Subnet creators can control critical Subnet operations with a N of M multisig. This multisig must be setup at deployment time and can't be edited afterward. Multisigs can are available on both the Fuji Testnet and Mainnet.

To setup your multisig, you need to know the P-Chain address of each key holder and what you want your signing threshold to be.

note

Avalanche-CLI requires Ledgers for Mainnet deployments. This how-to guide assumes the use of Ledgers for setting up your multisig.

Prerequisites

Deploy a Subnet with a Multisig

When issuing the transactions to create the Subnet, you need to sign the TXs with multiple keys from the multisig.

Specify Network

Start the Subnet deployment with

avalanche subnet deploy testsubnet

First step is to specify Fuji or Mainnet as the network:

Use the arrow keys to navigate: ↓ ↑ → ←
? Choose a network to deploy on:
Local Network
Fuji
▸ Mainnet
Deploying [testsubnet] to Mainnet

Ledger is automatically recognized as the signature mechanism on Mainnet.

After that, the CLI shows the first Mainnet Ledger address.

Ledger address: P-avax1kdzq569g2c9urm9887cmldlsa3w3jhxe0knfy5

Set Control Keys

Next the CLI asks the user to specify the control keys. This is where you setup your multisig.

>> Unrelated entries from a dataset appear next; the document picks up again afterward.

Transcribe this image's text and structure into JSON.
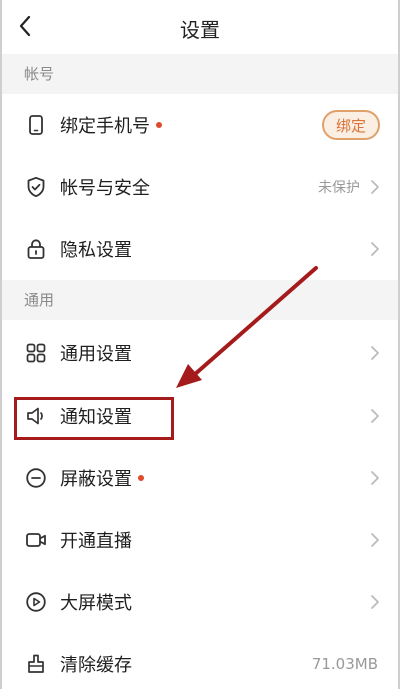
{
  "header": {
    "title": "设置"
  },
  "sections": {
    "account": "帐号",
    "general": "通用"
  },
  "rows": {
    "bind_phone": {
      "label": "绑定手机号",
      "button": "绑定"
    },
    "account_security": {
      "label": "帐号与安全",
      "status": "未保护"
    },
    "privacy": {
      "label": "隐私设置"
    },
    "general_settings": {
      "label": "通用设置"
    },
    "notification": {
      "label": "通知设置"
    },
    "block": {
      "label": "屏蔽设置"
    },
    "live": {
      "label": "开通直播"
    },
    "bigscreen": {
      "label": "大屏模式"
    },
    "clear_cache": {
      "label": "清除缓存",
      "value": "71.03MB"
    }
  },
  "colors": {
    "accent": "#d9733a",
    "dot": "#e04a2a",
    "annotation": "#a51b1b"
  },
  "icons": [
    "back-arrow-icon",
    "phone-icon",
    "shield-check-icon",
    "lock-icon",
    "grid-icon",
    "speaker-icon",
    "minus-circle-icon",
    "video-camera-icon",
    "play-circle-icon",
    "broom-icon",
    "chevron-right-icon"
  ]
}
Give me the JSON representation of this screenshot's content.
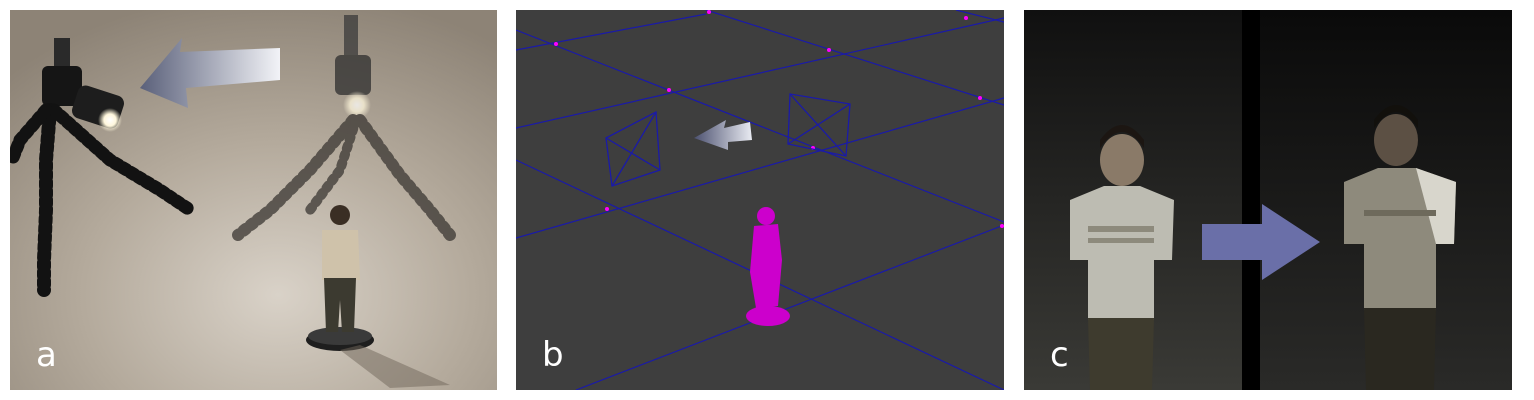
{
  "panels": [
    {
      "label": "a",
      "scene": "photo-miniature-lights"
    },
    {
      "label": "b",
      "scene": "3d-viewport-wireframe"
    },
    {
      "label": "c",
      "scene": "relit-comparison"
    }
  ],
  "colors": {
    "viewport_bg": "#3e3e3e",
    "grid_line": "#1a1aa8",
    "grid_vertex": "#ff00ff",
    "figure_magenta": "#cc00cc",
    "arrow_blue": "#6a6fa8",
    "label_text": "#ffffff"
  }
}
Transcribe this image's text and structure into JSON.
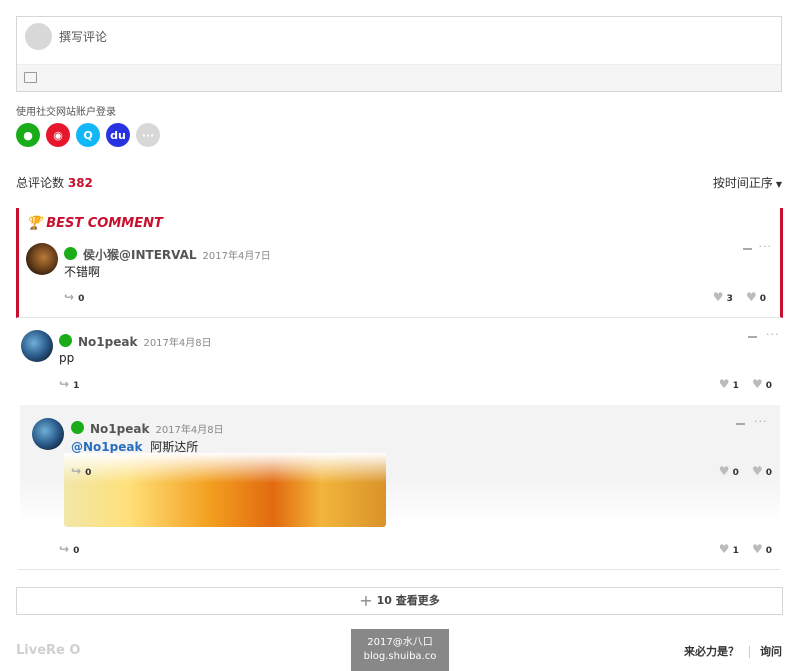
{
  "editor": {
    "placeholder": "撰写评论"
  },
  "social": {
    "label": "使用社交网站账户登录",
    "icons": [
      {
        "name": "wechat",
        "color": "#1aad19",
        "glyph": "●"
      },
      {
        "name": "weibo",
        "color": "#e6162d",
        "glyph": "◉"
      },
      {
        "name": "qq",
        "color": "#12b7f5",
        "glyph": "Q"
      },
      {
        "name": "baidu",
        "color": "#2932e1",
        "glyph": "du"
      },
      {
        "name": "more",
        "color": "#d8d8d8",
        "glyph": "···"
      }
    ]
  },
  "summary": {
    "total_label": "总评论数",
    "total_count": "382",
    "sort_label": "按时间正序"
  },
  "best": {
    "title": "BEST COMMENT",
    "name": "侯小猴@INTERVAL",
    "date": "2017年4月7日",
    "text": "不错啊",
    "replies": "0",
    "likes": "3",
    "dislikes": "0"
  },
  "comment1": {
    "name": "No1peak",
    "date": "2017年4月8日",
    "text": "pp",
    "replies": "1",
    "likes": "1",
    "dislikes": "0"
  },
  "reply1": {
    "name": "No1peak",
    "date": "2017年4月8日",
    "mention": "@No1peak",
    "text": "阿斯达所",
    "replies": "0",
    "likes": "0",
    "dislikes": "0",
    "replies_bottom": "0",
    "likes_bottom": "1",
    "dislikes_bottom": "0"
  },
  "more": {
    "count": "10",
    "label": "查看更多"
  },
  "footer": {
    "logo": "LiveRe O",
    "watermark_line1": "2017@水八口",
    "watermark_line2": "blog.shuiba.co",
    "link1": "来必力是？",
    "link2": "询问"
  }
}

Configure which addresses may make changes to the subnet.
These addresses are known as your control keys. You are going to also
set how many control keys are required to make a subnet change (the threshold).
Use the arrow keys to navigate: ↓ ↑ → ←
? How would you like to set your control keys?:
▸ Use ledger address
Custom list

Select Custom list and add every address that you'd like to be a key holder on the multisig.

✔ Custom list
? Enter control keys:
▸ Add
Delete
Preview
More Info
↓ Done

Use the given menu to add each key, and select Done when finished.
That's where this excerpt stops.